Unlike smartwatches, which typically have digital displays that simulate traditional watch readouts, the Classi is simply a band and can be applied to any watch you already own. This adds flexibility, giving users the option to pick any watch they wish to use and turn it into a smartwatch. It also helps the watch look more like a classic watch and less like a computing device. The band comes with most of the things you’d expect in a smartwatch; a processor, battery, vibration motor, Bluetooth radio, accelerometer, and a button for input. It will be able to perform tasks similar to what a fitness tracker can do; it can count footsteps and calories, measure temperatures, and measure heart rate. The device can be charged using a magnetic charger. The Classi obviously won’t be able to do everything that an Android Wear smartwatch is capable of, especially due to the fact that it has no display, however, it does add many of the more important features of a smartwatch to mechanical watches. While it may not present too much of a problem with other types of technology devices, for a smartwatch, looks are important, as the device is intended to be worn on the user’s body. By making smartwatches look more like normal watches, Maintool is eliminating one of the biggest concerns that customers often have regarding smartwatches.

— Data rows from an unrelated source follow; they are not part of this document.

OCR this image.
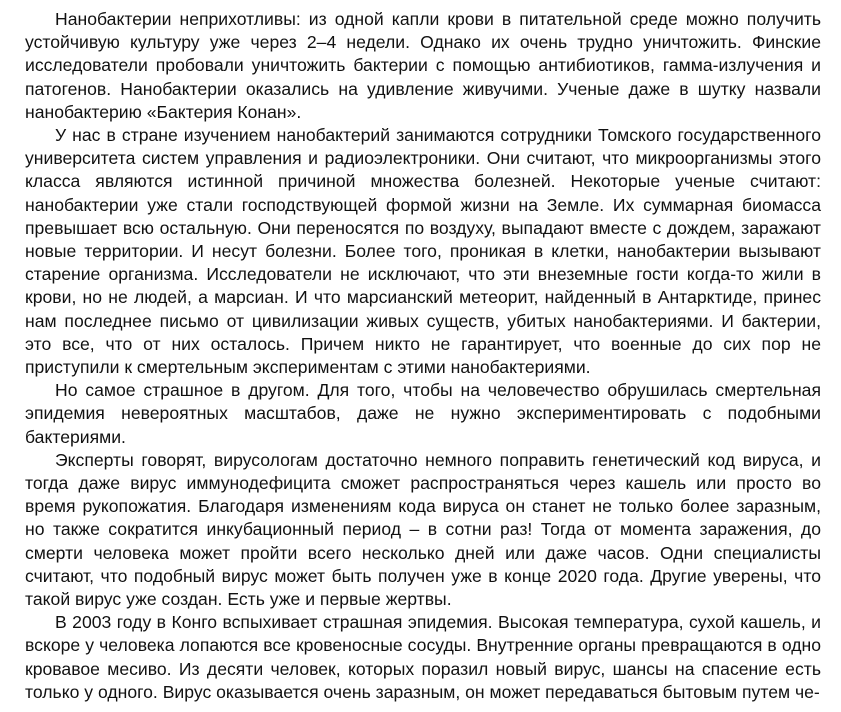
Нанобактерии неприхотливы: из одной капли крови в питательной среде можно получить устойчивую культуру уже через 2–4 недели. Однако их очень трудно уничтожить. Финские исследователи пробовали уничтожить бактерии с помощью антибиотиков, гамма-излучения и патогенов. Нанобактерии оказались на удивление живучими. Ученые даже в шутку назвали нанобактерию «Бактерия Конан».

У нас в стране изучением нанобактерий занимаются сотрудники Томского государственного университета систем управления и радиоэлектроники. Они считают, что микроорганизмы этого класса являются истинной причиной множества болезней. Некоторые ученые считают: нанобактерии уже стали господствующей формой жизни на Земле. Их суммарная биомасса превышает всю остальную. Они переносятся по воздуху, выпадают вместе с дождем, заражают новые территории. И несут болезни. Более того, проникая в клетки, нанобактерии вызывают старение организма. Исследователи не исключают, что эти внеземные гости когда-то жили в крови, но не людей, а марсиан. И что марсианский метеорит, найденный в Антарктиде, принес нам последнее письмо от цивилизации живых существ, убитых нанобактериями. И бактерии, это все, что от них осталось. Причем никто не гарантирует, что военные до сих пор не приступили к смертельным экспериментам с этими нанобактериями.

Но самое страшное в другом. Для того, чтобы на человечество обрушилась смертельная эпидемия невероятных масштабов, даже не нужно экспериментировать с подобными бактериями.

Эксперты говорят, вирусологам достаточно немного поправить генетический код вируса, и тогда даже вирус иммунодефицита сможет распространяться через кашель или просто во время рукопожатия. Благодаря изменениям кода вируса он станет не только более заразным, но также сократится инкубационный период – в сотни раз! Тогда от момента заражения, до смерти человека может пройти всего несколько дней или даже часов. Одни специалисты считают, что подобный вирус может быть получен уже в конце 2020 года. Другие уверены, что такой вирус уже создан. Есть уже и первые жертвы.

В 2003 году в Конго вспыхивает страшная эпидемия. Высокая температура, сухой кашель, и вскоре у человека лопаются все кровеносные сосуды. Внутренние органы превращаются в одно кровавое месиво. Из десяти человек, которых поразил новый вирус, шансы на спасение есть только у одного. Вирус оказывается очень заразным, он может передаваться бытовым путем че-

The price for the Classi watch band has not yet been announced, however, if the prices of the optional Indiegogo contributions reflect the final prices of the bands themselves, they range from $99 to $799, depending on style and quantity. No official release date has been issued, however, an estimated release date of April 2017 has been provided for most products by the company’s Indiegogo page, and when the straps launch the suggested retail price will $139, which could vary depending on the style of the strap and the leather used for it.